Libby was still heaving and crying in her arms; Patty’s neck was sweaty from the girl’s hot breaths. After twice asking Libby to look at her, the girl finally blinked and turned her face up to her mother’s.
“I, got, buuurrrned.” Then she started crying again.
“Baby, baby, it’s just a few ouchies. It won’t be permanent, is that what you’re worried about? They’re just some little pink ouchies— you won’t even remember next week.”
“Something bad’s gonna happen!”
Libby was her worrier; she came out of the womb wary and stayed that way. She was the nightmare girl, the fretter. She was an outta-nowhere pregnancy; neither Patty nor Runner were happy. They didn’t even bother with a baby shower; their families were so sick of them procreating that the entire pregnancy was an embarrassment. Libby must have marinated in anxious stomach acid for nine months, soaking up all that worry. Potty training her was surreal— she screamed when she saw what came out of her, ran away naked and frantic. Dropping her off at school had always been an act of utter abandonment, her daughter with the giant, wet eyes, face pressed against the glass, as a kindergarten teacher restrained her.

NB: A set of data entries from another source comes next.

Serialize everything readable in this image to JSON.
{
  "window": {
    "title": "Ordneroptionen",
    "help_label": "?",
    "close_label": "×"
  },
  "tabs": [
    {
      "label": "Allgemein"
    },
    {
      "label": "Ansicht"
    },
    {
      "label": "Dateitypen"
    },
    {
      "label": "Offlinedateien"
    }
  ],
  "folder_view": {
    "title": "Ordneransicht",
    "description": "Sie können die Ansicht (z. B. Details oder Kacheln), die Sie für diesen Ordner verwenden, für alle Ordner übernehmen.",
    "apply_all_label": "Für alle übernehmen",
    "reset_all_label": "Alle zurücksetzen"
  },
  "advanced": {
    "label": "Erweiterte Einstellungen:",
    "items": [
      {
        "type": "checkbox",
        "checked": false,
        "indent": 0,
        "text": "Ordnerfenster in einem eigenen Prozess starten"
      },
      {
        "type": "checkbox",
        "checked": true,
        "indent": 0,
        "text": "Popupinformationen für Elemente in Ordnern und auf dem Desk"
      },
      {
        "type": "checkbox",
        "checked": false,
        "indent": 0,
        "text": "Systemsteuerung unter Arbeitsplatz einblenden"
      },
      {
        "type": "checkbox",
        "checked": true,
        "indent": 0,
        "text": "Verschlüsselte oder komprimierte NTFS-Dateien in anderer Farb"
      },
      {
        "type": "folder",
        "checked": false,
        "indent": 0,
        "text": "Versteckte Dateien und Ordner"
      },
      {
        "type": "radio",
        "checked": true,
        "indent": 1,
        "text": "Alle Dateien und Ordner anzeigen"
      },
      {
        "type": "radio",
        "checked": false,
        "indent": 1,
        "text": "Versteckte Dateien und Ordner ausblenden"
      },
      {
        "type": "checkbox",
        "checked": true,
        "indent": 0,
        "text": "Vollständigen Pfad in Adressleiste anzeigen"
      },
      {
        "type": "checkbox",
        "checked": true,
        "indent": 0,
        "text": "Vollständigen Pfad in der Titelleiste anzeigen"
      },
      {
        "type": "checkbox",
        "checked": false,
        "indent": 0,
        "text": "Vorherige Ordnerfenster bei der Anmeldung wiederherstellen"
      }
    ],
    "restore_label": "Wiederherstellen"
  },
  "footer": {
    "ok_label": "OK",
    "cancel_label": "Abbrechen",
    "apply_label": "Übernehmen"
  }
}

This past summer she refused to eat for a week, turned white and haunted, then finally (finally, finally) revealed to Patty a pod of warts that had sprouted on one knee. Eyes down, in slow sentences that Patty extracted from her over the course of an hour, Libby explained that she thought the warts might be like poison ivy, that they’d eventually cover her and (sob!) no one would be able to see her face anymore. And when Patty had asked why, why in the world hadn’t Libby told her these worries before, Libby just looked at her like she was crazy.

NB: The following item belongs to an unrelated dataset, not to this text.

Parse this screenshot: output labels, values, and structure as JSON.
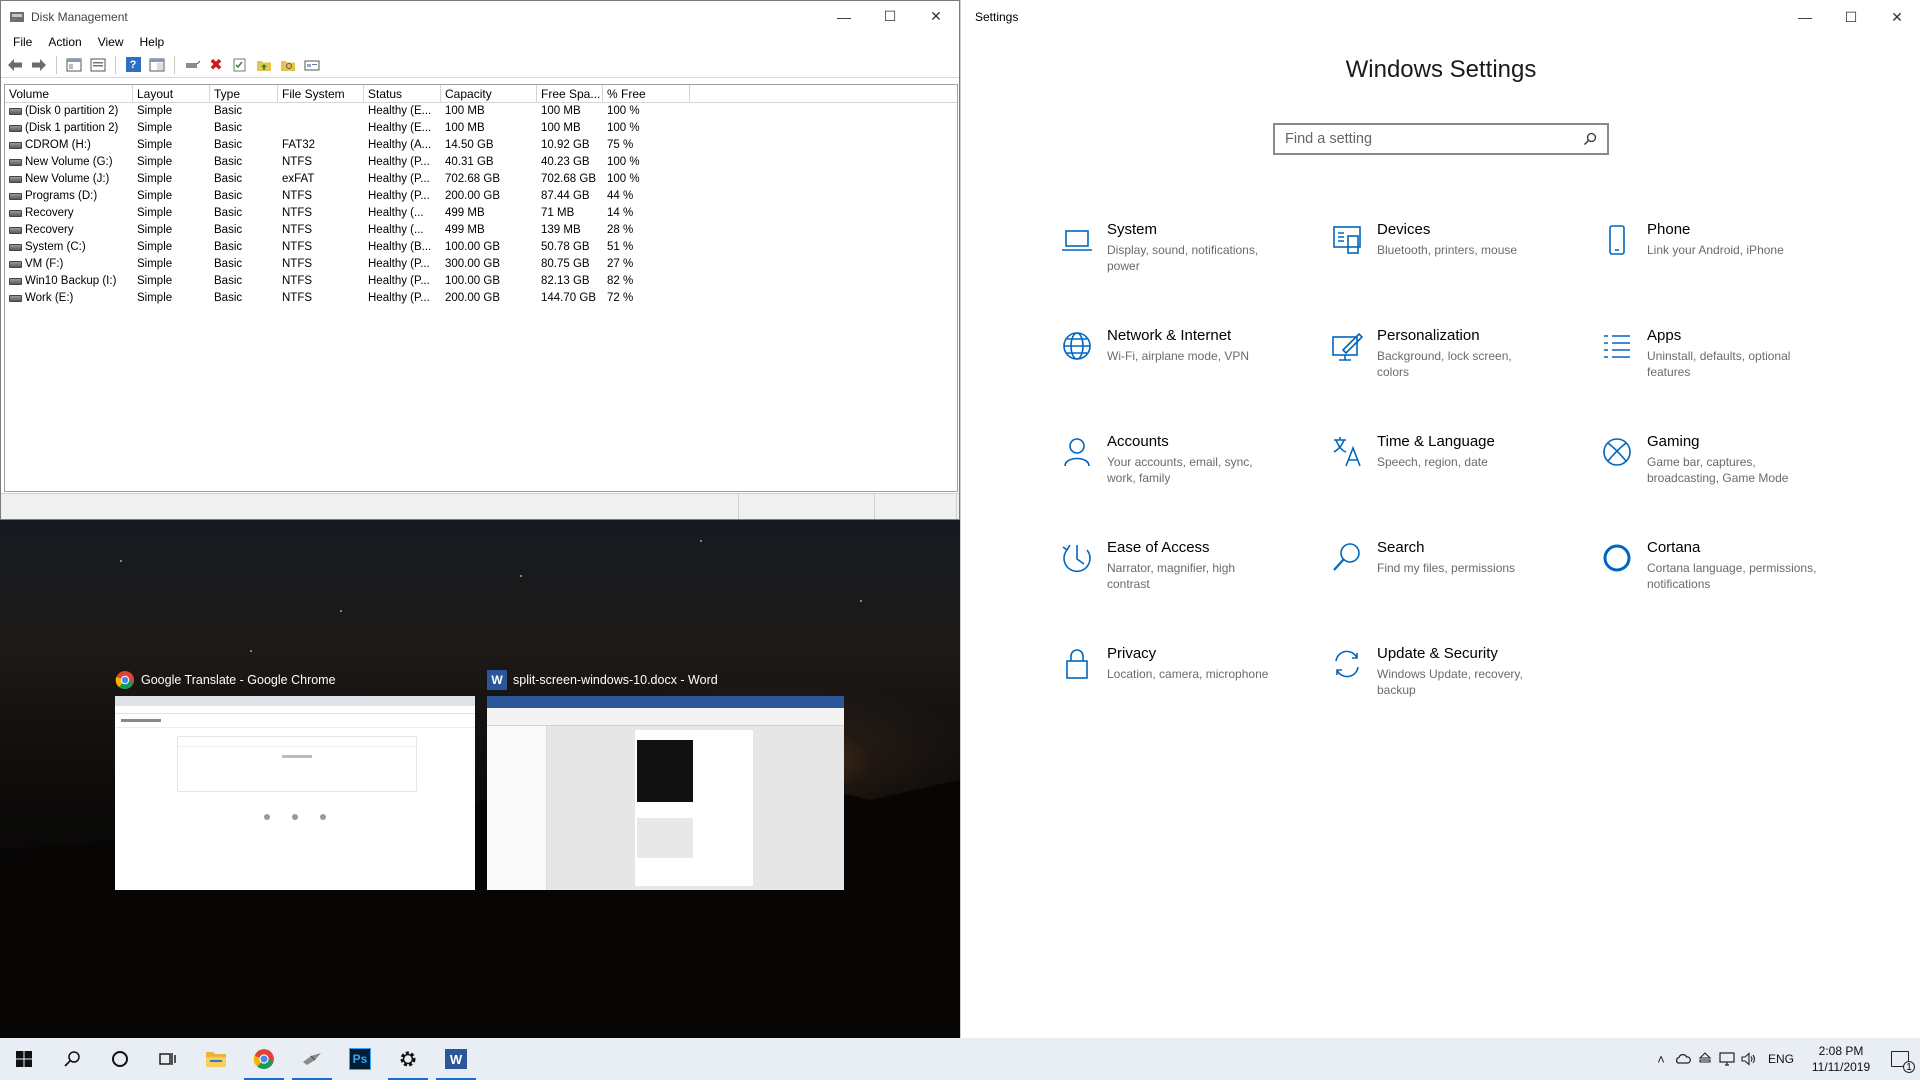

Whenever possible, Libby prophesized doom. Patty knew that, but the words still made her clench. Something bad had already happened. But it would get worse.
She sat with Libby on the couch, smoothing her hair, patting her back. Debby and Michelle hovered near, fetching tissues for Libby and fussing over her the way they should have done a good hour ago. Debby tried to make the panda pretend-talk to Libby, telling her she was OK, but Libby shoved it away and turned her head. Michelle asked if she could cook everyone soup. They ate soup all through the winter, Patty keeping giant vats of it in the freezer-locker in the garage. They usually ran out right around the end of February. February was the worst month.
Michelle was dumping a big frozen square of beef and vegetables into a stew pot, cracking off the ice, ignoring the plate of salami, when Diane returned with her mouth tugged into a grimace. She lit a cigarette—
trust me, I need it
—and sat down on the sofa, her weight bumping up Patty and Libby like a seesaw. She sent the girls into the kitchen with Michelle, the kids not saying anything, obedient in their nervousness.
“OK. So it’s this family named Cates that started it—they live halfway between here and Salina, send their kid to Kinnakee because the public school’s not finished in their suburb. So it started because Ben was doing after-school volunteering with the Cates girl. Did you know he was volunteering?”